Panggung itu seolah jauh, tak terjangkau, atau bahkan mungkin tak terlihat, kecuali sesekali saja dari balik kaca Avanza-mu, kalau kebetulan kamu pas mengangkat kepala dari layar iPhone.
Jadi ceritanya, saya makan nasi gule, dan tiba-tiba seorang perempuan, dengan daster buluk dan menebar bau duduk di samping saya. Seusai makan, ia berbisik pada saya dengan nada yang malu-malu, intinya minta saya menambahi uangnya untuk membayar nasi gule itu. Dengan gagah dan jumawa saya langsung bilang, tenang bu nanti saya bayarin saja sekalian. Lalu ia mengajak ngobrol setelah mengucapkan terima kasih. Ia tinggal di sekitar Blok M Mall (terletak di area bawah tanah terminal). Saya tak begitu menangkap maksudnya, tapi kemudian dia menjelaskan bahwa ia tinggal di sebuah sudut di areal parkir basement. Kerjaan sehari-harinya memulung. Cerita persis asal-usulnya saya lupa, yang jelas sudah pasti klise. Ia merantau dari Surabaya karena suatu sebab. Anak lelakinya kadang menengoknya, dan ia menemuinya di sekitaran Blok M situ juga.

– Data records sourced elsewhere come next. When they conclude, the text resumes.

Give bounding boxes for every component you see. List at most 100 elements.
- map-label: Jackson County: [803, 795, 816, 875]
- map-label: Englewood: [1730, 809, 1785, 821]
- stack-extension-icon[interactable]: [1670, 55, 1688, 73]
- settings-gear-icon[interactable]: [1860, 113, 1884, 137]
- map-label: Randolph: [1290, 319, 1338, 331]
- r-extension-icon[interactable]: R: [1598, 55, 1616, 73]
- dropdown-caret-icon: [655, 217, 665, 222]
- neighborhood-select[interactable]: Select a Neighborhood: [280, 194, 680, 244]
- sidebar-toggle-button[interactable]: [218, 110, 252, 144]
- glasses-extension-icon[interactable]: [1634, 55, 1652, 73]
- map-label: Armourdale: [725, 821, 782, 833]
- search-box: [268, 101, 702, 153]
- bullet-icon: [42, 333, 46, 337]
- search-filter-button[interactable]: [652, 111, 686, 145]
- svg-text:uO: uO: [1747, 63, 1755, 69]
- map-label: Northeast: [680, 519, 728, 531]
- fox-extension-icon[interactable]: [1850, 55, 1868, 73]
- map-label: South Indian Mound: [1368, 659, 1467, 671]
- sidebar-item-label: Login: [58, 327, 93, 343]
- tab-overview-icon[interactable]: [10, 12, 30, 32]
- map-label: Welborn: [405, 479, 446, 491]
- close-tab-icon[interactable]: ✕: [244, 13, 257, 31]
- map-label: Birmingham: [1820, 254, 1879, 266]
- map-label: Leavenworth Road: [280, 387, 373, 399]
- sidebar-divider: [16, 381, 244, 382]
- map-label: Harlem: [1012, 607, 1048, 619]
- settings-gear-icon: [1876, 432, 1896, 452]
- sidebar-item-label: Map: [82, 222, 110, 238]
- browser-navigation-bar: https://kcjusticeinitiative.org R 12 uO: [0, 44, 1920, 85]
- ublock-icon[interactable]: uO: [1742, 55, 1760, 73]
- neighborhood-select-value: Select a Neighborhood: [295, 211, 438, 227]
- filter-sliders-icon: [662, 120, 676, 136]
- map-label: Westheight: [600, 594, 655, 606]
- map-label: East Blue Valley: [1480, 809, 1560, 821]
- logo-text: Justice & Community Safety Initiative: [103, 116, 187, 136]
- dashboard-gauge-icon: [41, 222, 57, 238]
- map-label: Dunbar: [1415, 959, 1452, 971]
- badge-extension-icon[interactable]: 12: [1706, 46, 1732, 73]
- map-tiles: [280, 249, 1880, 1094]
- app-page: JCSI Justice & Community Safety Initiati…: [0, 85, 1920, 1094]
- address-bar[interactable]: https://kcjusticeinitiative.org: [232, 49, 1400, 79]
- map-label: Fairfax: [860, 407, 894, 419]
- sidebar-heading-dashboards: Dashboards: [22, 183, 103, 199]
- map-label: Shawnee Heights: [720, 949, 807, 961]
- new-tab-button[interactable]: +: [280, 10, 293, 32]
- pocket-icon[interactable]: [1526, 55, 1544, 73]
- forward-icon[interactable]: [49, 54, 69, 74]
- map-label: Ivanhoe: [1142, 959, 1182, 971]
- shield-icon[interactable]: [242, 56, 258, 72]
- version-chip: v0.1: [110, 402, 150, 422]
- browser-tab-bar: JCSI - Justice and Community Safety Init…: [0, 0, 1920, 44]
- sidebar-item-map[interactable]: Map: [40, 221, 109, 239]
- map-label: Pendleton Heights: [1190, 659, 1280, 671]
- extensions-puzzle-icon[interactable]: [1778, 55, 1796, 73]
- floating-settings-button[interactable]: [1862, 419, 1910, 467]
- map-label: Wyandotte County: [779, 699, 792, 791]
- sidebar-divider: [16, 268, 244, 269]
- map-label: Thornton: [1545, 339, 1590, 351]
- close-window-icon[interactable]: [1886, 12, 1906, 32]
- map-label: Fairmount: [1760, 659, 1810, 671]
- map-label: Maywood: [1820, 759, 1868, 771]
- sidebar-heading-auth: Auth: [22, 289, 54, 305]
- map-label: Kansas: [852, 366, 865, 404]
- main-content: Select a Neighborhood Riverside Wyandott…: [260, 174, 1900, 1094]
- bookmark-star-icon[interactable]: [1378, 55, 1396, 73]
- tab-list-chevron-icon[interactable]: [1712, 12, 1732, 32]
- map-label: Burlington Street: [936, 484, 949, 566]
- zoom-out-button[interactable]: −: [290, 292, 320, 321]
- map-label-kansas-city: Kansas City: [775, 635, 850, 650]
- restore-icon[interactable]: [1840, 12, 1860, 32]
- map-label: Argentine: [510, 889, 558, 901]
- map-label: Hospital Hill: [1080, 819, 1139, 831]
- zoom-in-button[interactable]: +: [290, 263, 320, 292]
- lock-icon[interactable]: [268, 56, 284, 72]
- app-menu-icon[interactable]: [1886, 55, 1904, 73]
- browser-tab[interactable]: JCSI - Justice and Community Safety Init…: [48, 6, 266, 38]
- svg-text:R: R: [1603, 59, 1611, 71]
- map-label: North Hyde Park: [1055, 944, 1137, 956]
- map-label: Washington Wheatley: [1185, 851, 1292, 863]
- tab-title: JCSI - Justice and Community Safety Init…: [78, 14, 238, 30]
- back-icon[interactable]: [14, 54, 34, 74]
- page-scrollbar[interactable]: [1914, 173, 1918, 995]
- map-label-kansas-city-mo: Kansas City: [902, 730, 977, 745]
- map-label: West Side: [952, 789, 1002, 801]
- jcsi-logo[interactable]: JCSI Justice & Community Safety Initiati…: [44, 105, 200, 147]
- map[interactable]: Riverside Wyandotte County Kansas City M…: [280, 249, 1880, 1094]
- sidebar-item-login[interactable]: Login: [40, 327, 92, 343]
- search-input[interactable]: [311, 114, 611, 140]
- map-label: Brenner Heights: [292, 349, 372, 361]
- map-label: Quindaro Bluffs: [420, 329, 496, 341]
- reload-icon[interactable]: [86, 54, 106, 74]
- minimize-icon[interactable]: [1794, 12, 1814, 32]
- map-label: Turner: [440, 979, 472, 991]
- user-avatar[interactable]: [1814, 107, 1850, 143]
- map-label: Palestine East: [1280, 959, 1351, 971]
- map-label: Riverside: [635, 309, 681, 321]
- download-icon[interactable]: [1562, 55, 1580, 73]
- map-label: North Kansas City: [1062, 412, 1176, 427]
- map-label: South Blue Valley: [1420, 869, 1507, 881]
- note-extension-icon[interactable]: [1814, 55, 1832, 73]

Kenapa tidak pulang saja ke kampung? Setiap bertemu dengan perempuan-perempuan seperti itu, baik di terminal maupun di dalam metromini, pertanyaan seperti itu selalu dijawab sama; jawaban yang tak jelas, tak konkret, yang intinya hanya ingin menghindari pertanyaan itu. Sebab, bagi mereka, hidup itu ya yang terjadi dan dihadapi saat ini. Keinginan, rencana dan pilihan itu tidak ada.
Pertemuan dengan orang-orang seperti itu biasanya lalu membuat dada saya jadi terasa bolong, hampa. Saya selalu teringat kembali dengan kejadian saat saya makan di kakilima di trotoar antara Kampus Atmajaya dan Plaza Semanggi. Ketika saya sedang makan, seorang ibu-ibu berlogat luar Jawa datang dan berkata pada tukang sate padang: Bang, boleh beli ketupatnya saja, uang saya tidak cukup. Kalimat ibu itu seperti gema yang terus berdengung di telinga saya, dan membuat saya ingin menangis.
Saya lalu memperhatikannya; pakaiannya bagus, bersih, pantas. Sama sekali bukan gelandangan. Tapi, apa bedanya? Setiap ingat itu lagi, saya selalu menyesal kenapa waktu itu tak membayarinya. Waktu itu saya masih baru di Jakarta dan masih percaya oleh mitos yang mengatakan bahwa Jakarta ini kota yang sangat kejam sehingga jangan sekali-kali berinteraksi dengan orang yang tak kamu kenal.
Semua orang Jakarta, saya rasa, hidup dalam mitos itu selama bertahun-tahun, sehingga mereka memilih untuk membuat dinding yang membentengi dirinya. Dinding itu bernama ketidakpedulian.
Belakangan saya belajar banyak hal tentang Jakarta. Saya telah mengalami, atau setidaknya melihat, hampir semua modus kejahatan yang bisa terjadi di jalanan. Bukannya tidak takut, tapi saya telah memilih: mengakrabi jalanan sebagai bagian dari denyut kehidupan untuk menciptakan sebuah kota dengan interaksi sosial yang manusiawi.